For I have known them all already, known them all:
Have known the evenings, mornings, afternoons,
I have measured out my life with coffee spoons;
I know the voices dying with a dying fall
Beneath the music from a farther room.
So how should I presume?
TS Eliot, from The Love Song of J. Alfred Prufrock
I re-read this poem recently for the first time in many years. There's a line in it that has always been a source of embarrassment to me. While I was still at school I was interviewed as part of a University entrance exam. Not only had I done very little revision, but I also had a monumental hangover. I was grilled by two very 'donnish' men, both wearing tweed jackets with leather patches on the elbows, in a small room that smelled of sherry and pipe tobacco. One asked me about TS Eliot and whether I could 'relate' to his poetry. 'Oh yes,' i said with the air of someone with a lifetime of experiences stacked up behind him. 'Give me an example of a line that you can particularly relate to,' said the other.

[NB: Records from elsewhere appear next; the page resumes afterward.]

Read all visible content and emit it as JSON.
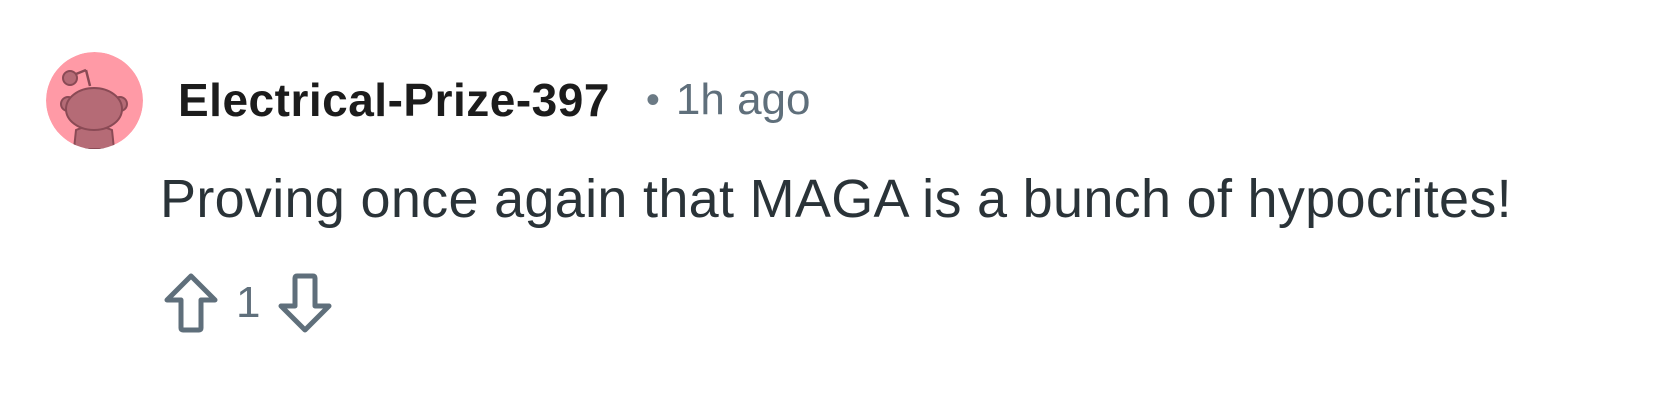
{
  "comment": {
    "author": "Electrical-Prize-397",
    "separator": "•",
    "timestamp": "1h ago",
    "text": "Proving once again that MAGA is a bunch of hypocrites!",
    "score": "1"
  },
  "avatar": {
    "icon": "reddit-snoo-avatar-icon",
    "background_color": "#ff9aa6",
    "figure_color": "#b56b76"
  },
  "icons": {
    "upvote": "upvote-arrow-icon",
    "downvote": "downvote-arrow-icon"
  },
  "colors": {
    "author_text": "#1c1c1c",
    "meta_text": "#5f6f7b",
    "body_text": "#2a3338"
  }
}
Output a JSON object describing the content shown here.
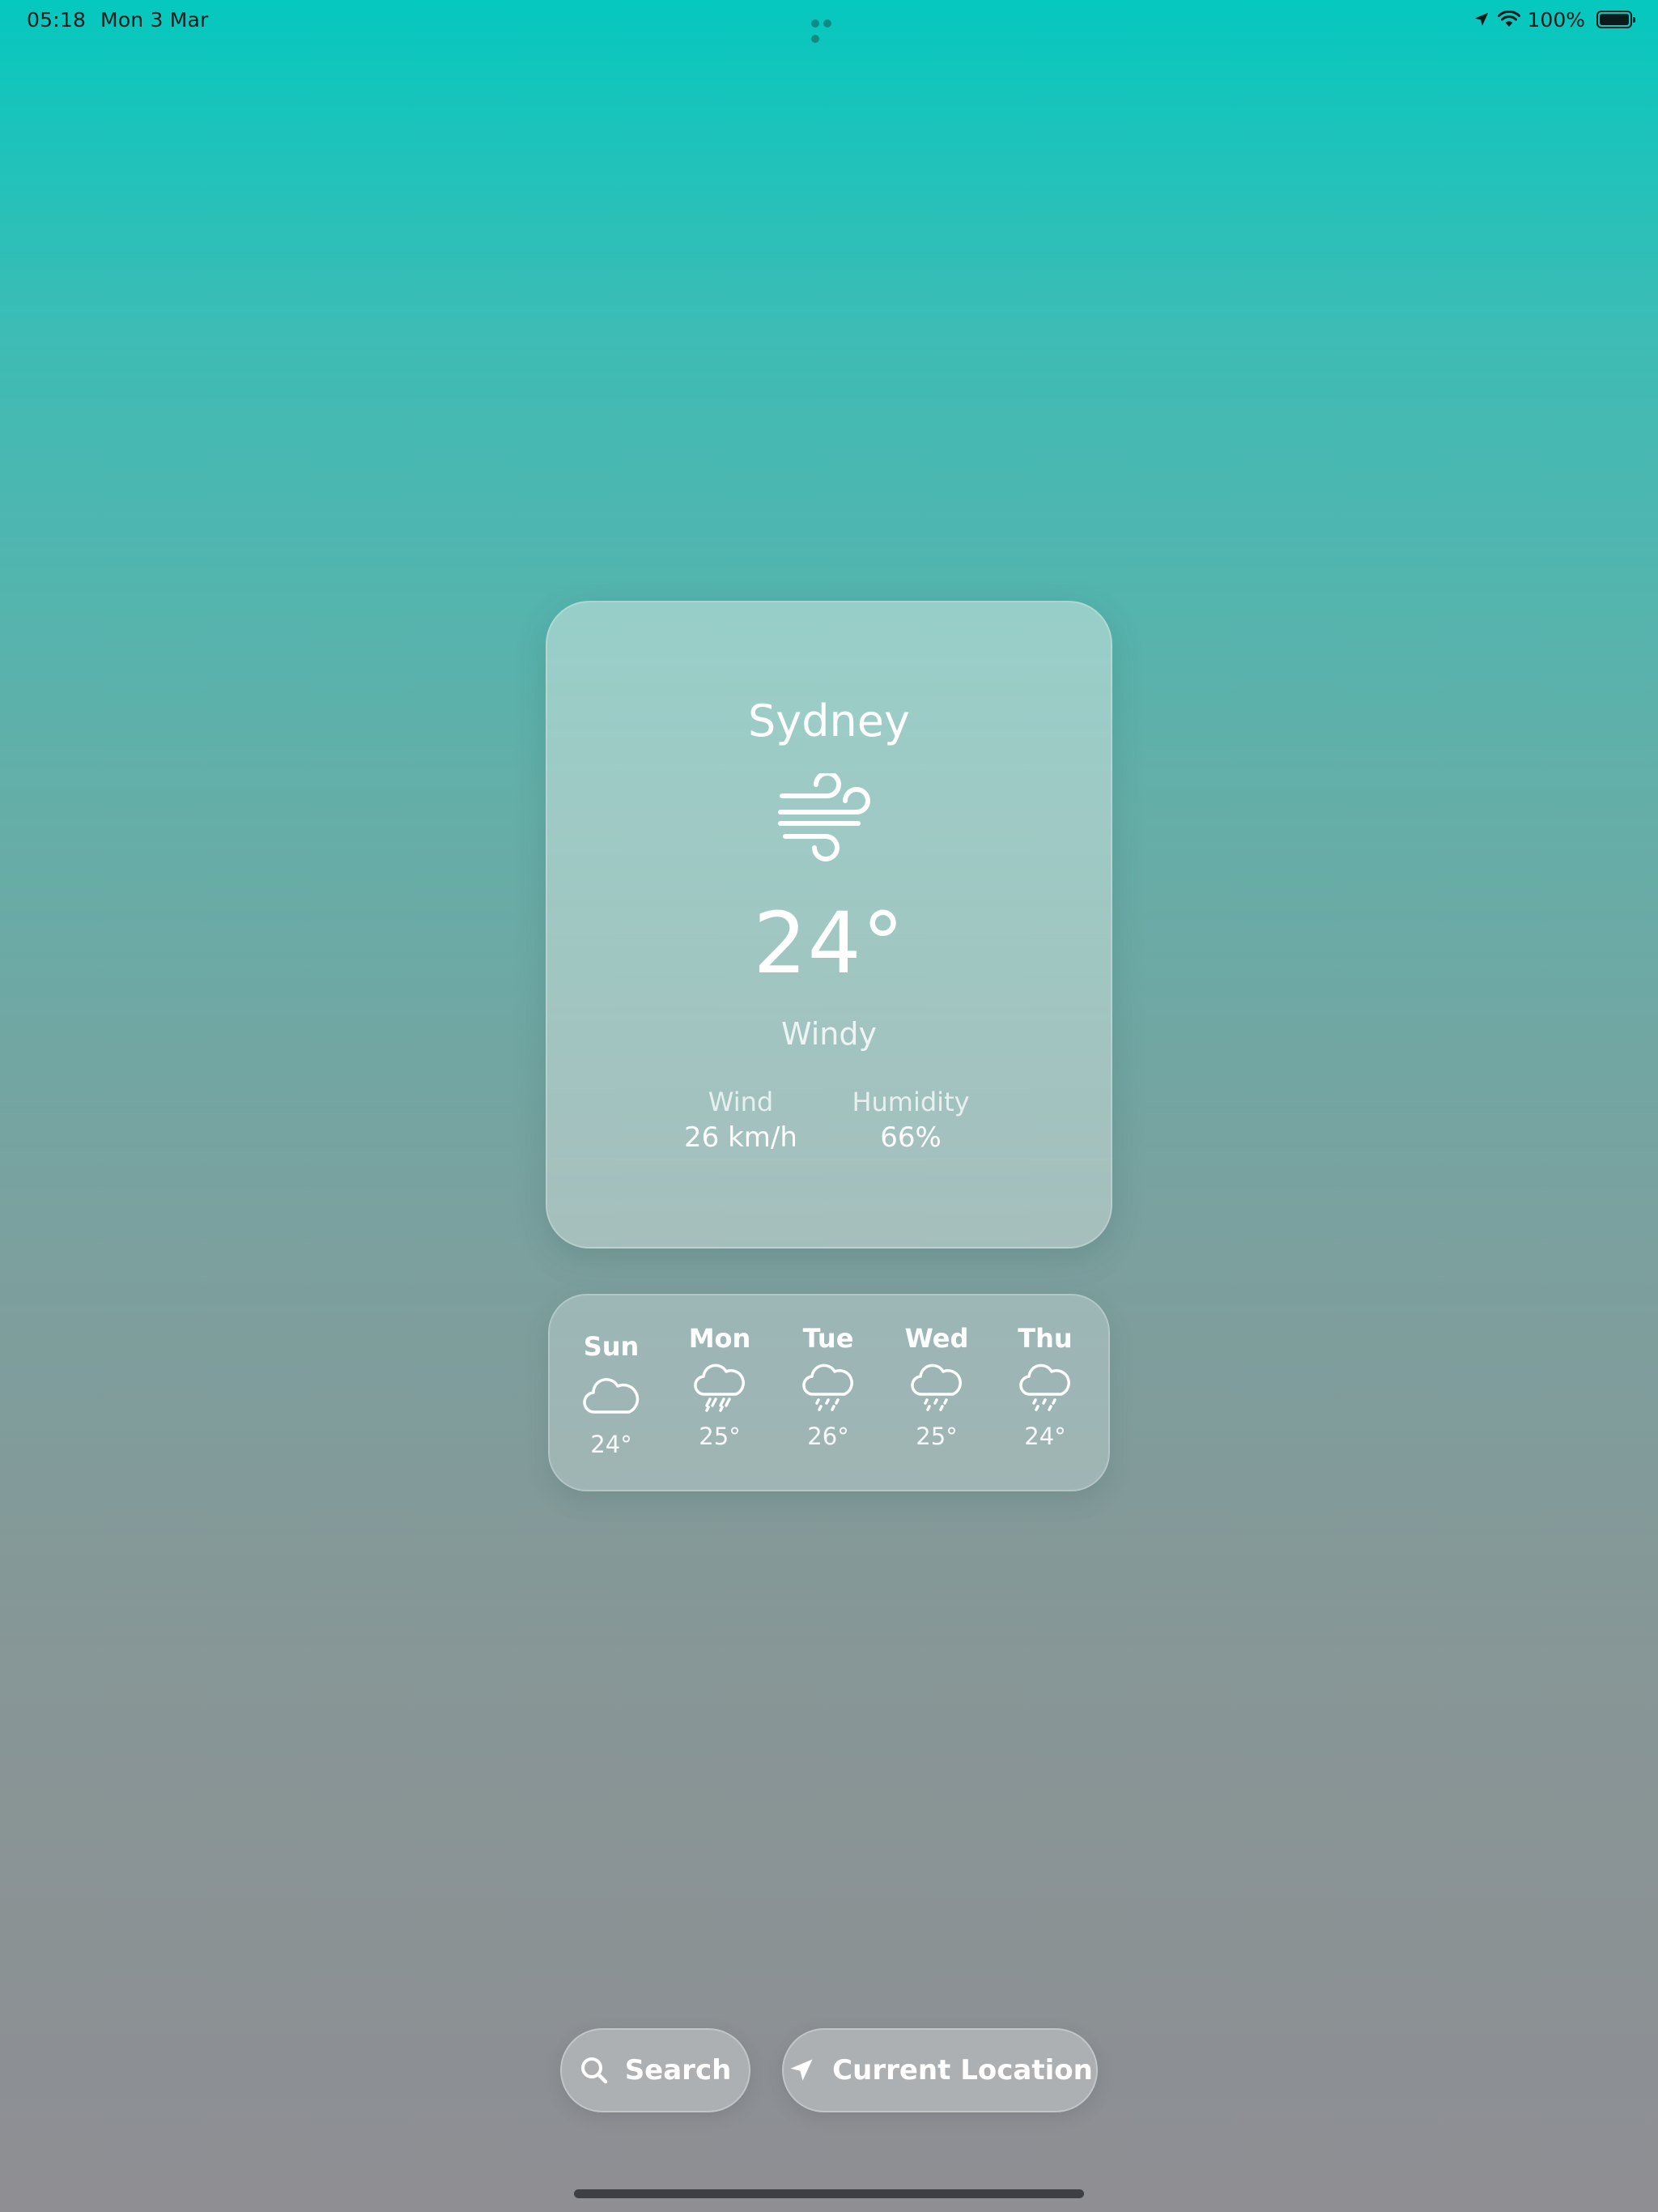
{
  "status_bar": {
    "time": "05:18",
    "date": "Mon 3 Mar",
    "battery": "100%",
    "icons": [
      "location-arrow-icon",
      "wifi-icon",
      "battery-icon"
    ]
  },
  "current": {
    "city": "Sydney",
    "condition_icon": "wind-icon",
    "temperature": "24°",
    "condition": "Windy",
    "wind_label": "Wind",
    "wind_value": "26 km/h",
    "humidity_label": "Humidity",
    "humidity_value": "66%"
  },
  "forecast": [
    {
      "day": "Sun",
      "icon": "cloud-icon",
      "temp": "24°"
    },
    {
      "day": "Mon",
      "icon": "cloud-heavy-rain-icon",
      "temp": "25°"
    },
    {
      "day": "Tue",
      "icon": "cloud-drizzle-icon",
      "temp": "26°"
    },
    {
      "day": "Wed",
      "icon": "cloud-drizzle-icon",
      "temp": "25°"
    },
    {
      "day": "Thu",
      "icon": "cloud-drizzle-icon",
      "temp": "24°"
    }
  ],
  "buttons": {
    "search_label": "Search",
    "search_icon": "magnifying-glass-icon",
    "location_label": "Current Location",
    "location_icon": "location-arrow-icon"
  },
  "colors": {
    "background_top": "#05c8bf",
    "background_bottom": "#8e8e93",
    "text": "#ffffff"
  }
}
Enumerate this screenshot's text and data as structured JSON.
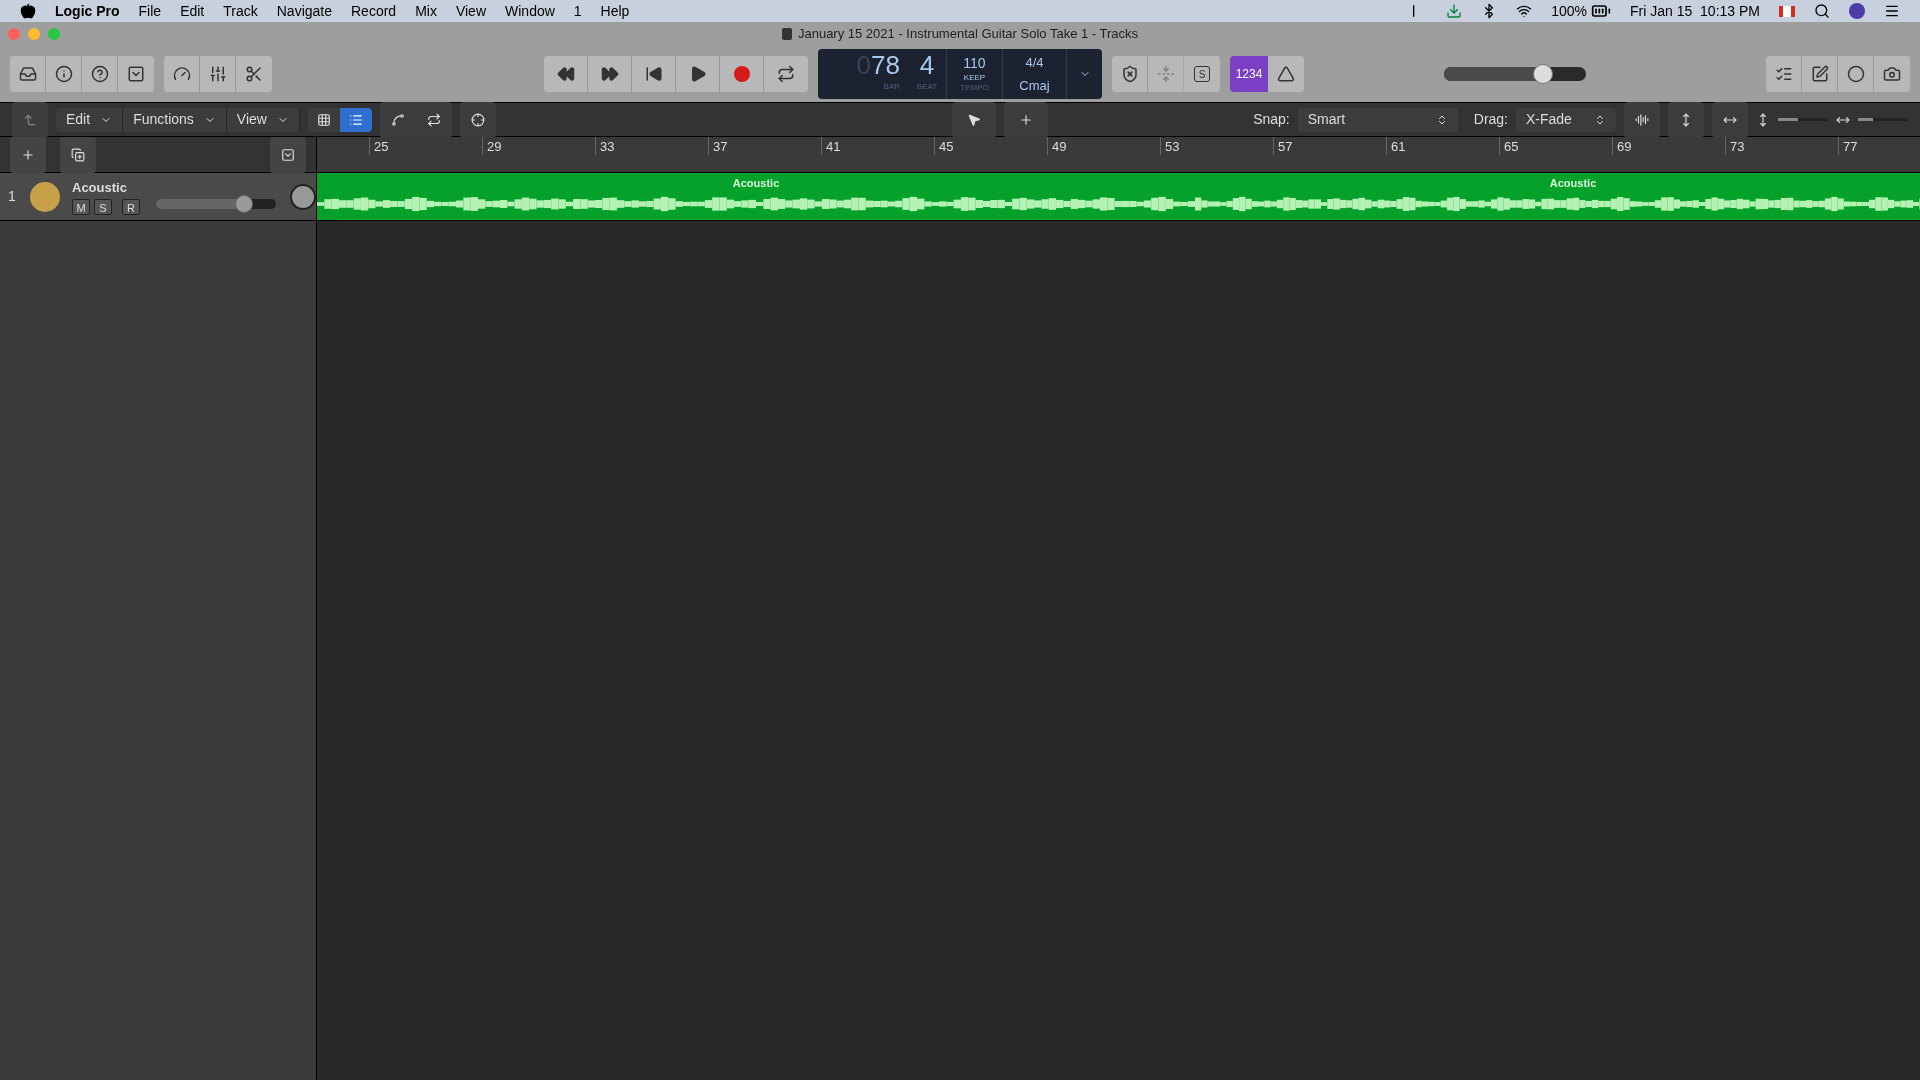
{
  "menu_bar": {
    "app": "Logic Pro",
    "items": [
      "File",
      "Edit",
      "Track",
      "Navigate",
      "Record",
      "Mix",
      "View",
      "Window",
      "1",
      "Help"
    ],
    "battery": "100%",
    "clock": "Fri Jan 15  10:13 PM"
  },
  "window": {
    "title": "January 15 2021 - Instrumental Guitar Solo Take 1 - Tracks"
  },
  "lcd": {
    "bar_prefix": "0",
    "bar": "78",
    "beat": "4",
    "bar_label": "BAR",
    "beat_label": "BEAT",
    "tempo": "110",
    "tempo_mode": "KEEP",
    "tempo_label": "TEMPO",
    "signature": "4/4",
    "key": "Cmaj"
  },
  "solo_mode": {
    "label": "S"
  },
  "count_in": {
    "label": "1234",
    "on": true
  },
  "master_volume": {
    "level": 0.7
  },
  "local_menus": [
    "Edit",
    "Functions",
    "View"
  ],
  "view_toggles": [
    {
      "kind": "grid",
      "selected": false
    },
    {
      "kind": "list",
      "selected": true
    }
  ],
  "snap": {
    "label": "Snap:",
    "value": "Smart"
  },
  "drag": {
    "label": "Drag:",
    "value": "X-Fade"
  },
  "zoom": {
    "vertical": {
      "level": 0.4
    },
    "horizontal": {
      "level": 0.3
    }
  },
  "ruler": [
    "25",
    "29",
    "33",
    "37",
    "41",
    "45",
    "49",
    "53",
    "57",
    "61",
    "65",
    "69",
    "73",
    "77"
  ],
  "tracks": [
    {
      "number": "1",
      "name": "Acoustic",
      "mute": false,
      "solo": false,
      "record": false,
      "volume": {
        "level": 0.73
      },
      "regions": [
        {
          "name": "Acoustic"
        },
        {
          "name": "Acoustic"
        }
      ],
      "buttons": [
        "M",
        "S",
        "R"
      ]
    }
  ]
}
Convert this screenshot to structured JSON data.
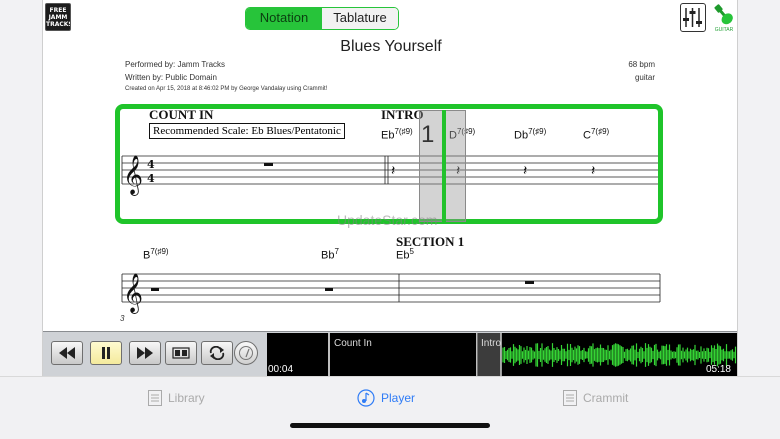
{
  "toolbar": {
    "logo_lines": [
      "FREE",
      "JAMM",
      "TRACKS"
    ],
    "tabs": [
      {
        "label": "Notation",
        "active": true
      },
      {
        "label": "Tablature",
        "active": false
      }
    ],
    "guitar_label": "GUITAR"
  },
  "score": {
    "title": "Blues Yourself",
    "performed_by": "Performed by: Jamm Tracks",
    "written_by": "Written by: Public Domain",
    "created_on": "Created on Apr 15, 2018 at 8:46:02 PM by George Vandalay using Crammit!",
    "tempo": "68 bpm",
    "instrument": "guitar",
    "count_in_label": "COUNT IN",
    "intro_label": "INTRO",
    "section_label": "SECTION 1",
    "recommended_scale": "Recommended Scale: Eb Blues/Pentatonic",
    "beat_number": "1",
    "measure_number": "3",
    "time_signature": "4/4",
    "watermark": "UpdateStar.com",
    "row1_chords": [
      {
        "root": "Eb",
        "quality": "7(♯9)"
      },
      {
        "root": "D",
        "quality": "7(♯9)"
      },
      {
        "root": "Db",
        "quality": "7(♯9)"
      },
      {
        "root": "C",
        "quality": "7(♯9)"
      }
    ],
    "row2_chords": [
      {
        "root": "B",
        "quality": "7(♯9)"
      },
      {
        "root": "Bb",
        "quality": "7"
      },
      {
        "root": "Eb",
        "quality": "5"
      }
    ]
  },
  "transport": {
    "buttons": [
      "rewind",
      "pause",
      "fast-forward",
      "count-in",
      "loop",
      "metronome"
    ],
    "wave_sections": [
      "Count In",
      "Intro"
    ],
    "time_elapsed": "00:04",
    "time_total": "05:18"
  },
  "tabbar": {
    "items": [
      {
        "label": "Library",
        "icon": "list-icon",
        "active": false
      },
      {
        "label": "Player",
        "icon": "music-note-icon",
        "active": true
      },
      {
        "label": "Crammit",
        "icon": "list-icon",
        "active": false
      }
    ]
  },
  "colors": {
    "accent_green": "#27c43a",
    "highlight_green": "#1fc42a",
    "active_tab_blue": "#2f7cf6",
    "waveform_green": "#35d435"
  }
}
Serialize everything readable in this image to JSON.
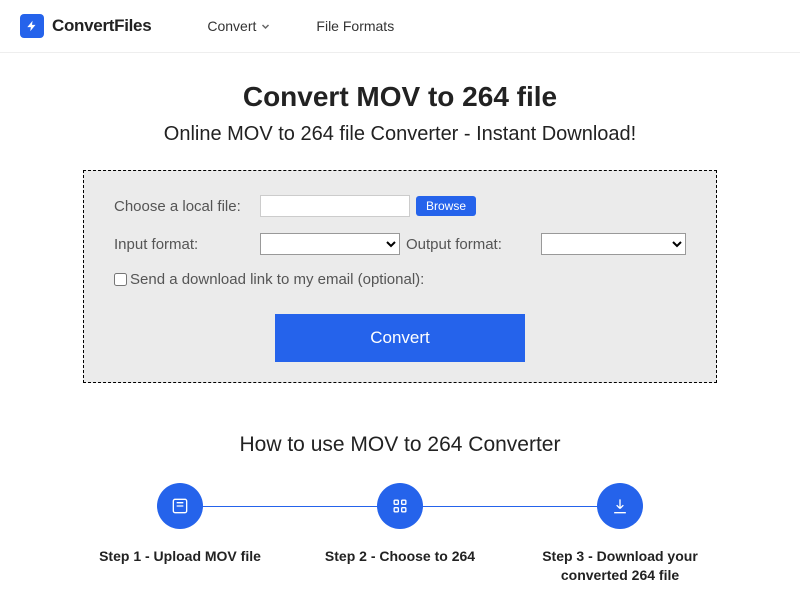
{
  "header": {
    "brand": "ConvertFiles",
    "nav": {
      "convert": "Convert",
      "formats": "File Formats"
    }
  },
  "hero": {
    "title": "Convert MOV to 264 file",
    "subtitle": "Online MOV to 264 file Converter - Instant Download!"
  },
  "form": {
    "choose_label": "Choose a local file:",
    "browse": "Browse",
    "input_format_label": "Input format:",
    "output_format_label": "Output format:",
    "email_label": "Send a download link to my email (optional):",
    "convert": "Convert"
  },
  "howto": {
    "title": "How to use MOV to 264 Converter",
    "steps": [
      "Step 1 - Upload MOV file",
      "Step 2 - Choose to 264",
      "Step 3 - Download your converted 264 file"
    ]
  }
}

I tried to get my brain round this request, but the few lines I managed to dredge up from the memory banks seemed hopelessly inappropriate. The antique clock was ticking on the wood-panelled wall and the two faces were staring at me intently. I clutched at thin air and came up with 'I have measured out my life with coffee spoons'. They looked at me impassively, doubtless surmising that at my age I would have been more likely to have measured my life in crisp packets. How should I presume indeed?